То же скажу я и о любви. Книжный червь славит её вселенскую полноту. Его гимны не помогли мне никого полюбить. Отдельная, частная привязанность проторила мне к ней дорогу. У неё свой собственный голос. Особенная улыбка. Нет ей подобий. А вечером, облокотившись на подоконник, я окунулся не в своё отдельное озерцо, а словно бы узрел лик Господа. Потому что каждому из нас нужна подлинная тропинка, она сворачивает здесь и здесь, она белая от пыли, с шиповником на обочине. По такой тропинке ты непременно куда-нибудь придёшь. Умирающий от жажды идёт в мечтах к роднику. И умирает.
То же скажу я и о жалости. Ты говоришь мне о страдании детей и вдруг видишь: я зеваю. Ты никуда меня не привёз. Ты сообщил: «При кораблекрушении утонуло десять детей...» Что мне арифметика? Я не запла́чу в десять раз сильнее, если число погибших удвоится. Вдобавок со дня основания царства погибли десятки тысяч детей, а мы всё-таки рады жизни и порой чувствуем себя счастливыми.
Я заплачу о том ребёнке, к которому ты приведёшь меня настоящей тропкой. Благодаря моей розе я увидел все остальные, благодаря твоему ребёнку я почувствую всех остальных и заплачу, но не обо всех на свете детях — обо всех на свете людях.
Однажды ты рассказал мне о конопатом хромоногом мальчишке, он пришёл в деревню неведомо откуда, и жители деревни возненавидели безродного попрошайку.
— Зачем нам этот уродец? — возмущались они. — Чирей на благородном лице нашей деревни.
Повстречав его, рассказчик спрашивал:
— Эй ты, конопатый, у тебя что, отца нет?
Тот молчал.
В друзьях у него были только козы, бараны, деревья, и рассказчик, бывало, задавал ему и такой вопрос:
— Чего не играешь со сверстниками?
Тот молча пожимал плечами. Сверстники швыряли в него камнями: урод-хромонога, пришёл из уродской страны, где всё плохо и всё не так!
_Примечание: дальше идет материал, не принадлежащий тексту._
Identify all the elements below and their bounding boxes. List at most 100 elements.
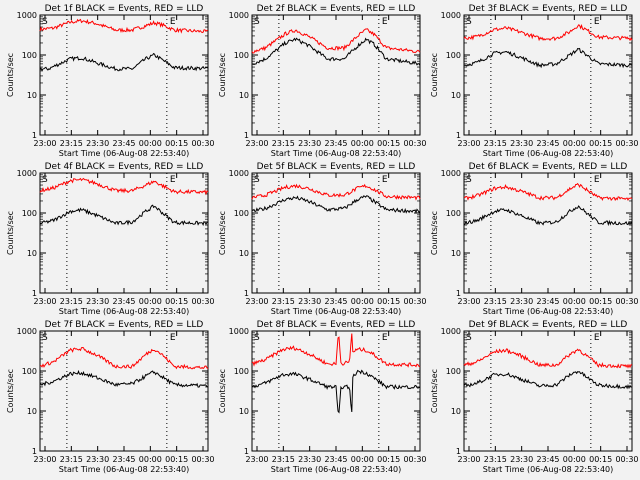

Иногда он отваживался подойти к играющим; красивые, складные мальчики вставали враждебной стенкой:
— Вали отсюда, краб ползучий! Твоя деревня от тебя отказалась, так ты вздумал уродовать нашу? У нас добротная деревня, в ней все прочно стоят на ногах!
И ты видел, как молча поворачивался и отходил хромоножка, припадая на больную ногу.
Повстречав его опять, ты спрашивал:
— Эй ты, конопатый, у тебя что, нет матери?
Он молчал. Быстро взглядывал на тебя исподлобья и краснел.
Тебе казалось, что он должен быть озлоблен, полон горечи, ты не мог понять, откуда в нём спокойная кротость. Но он был кроток. Да, он был таким вот, а не иным.
Пришёл день, когда крестьяне взялись за палки, решив прогнать его прочь:
— Хромое отродье! Пусть ищет себе места где хочет, нечего ему делать в нашей деревне!
Ты защитил его и спросил:
— Эй ты, конопатый, неужели у тебя и брата нет?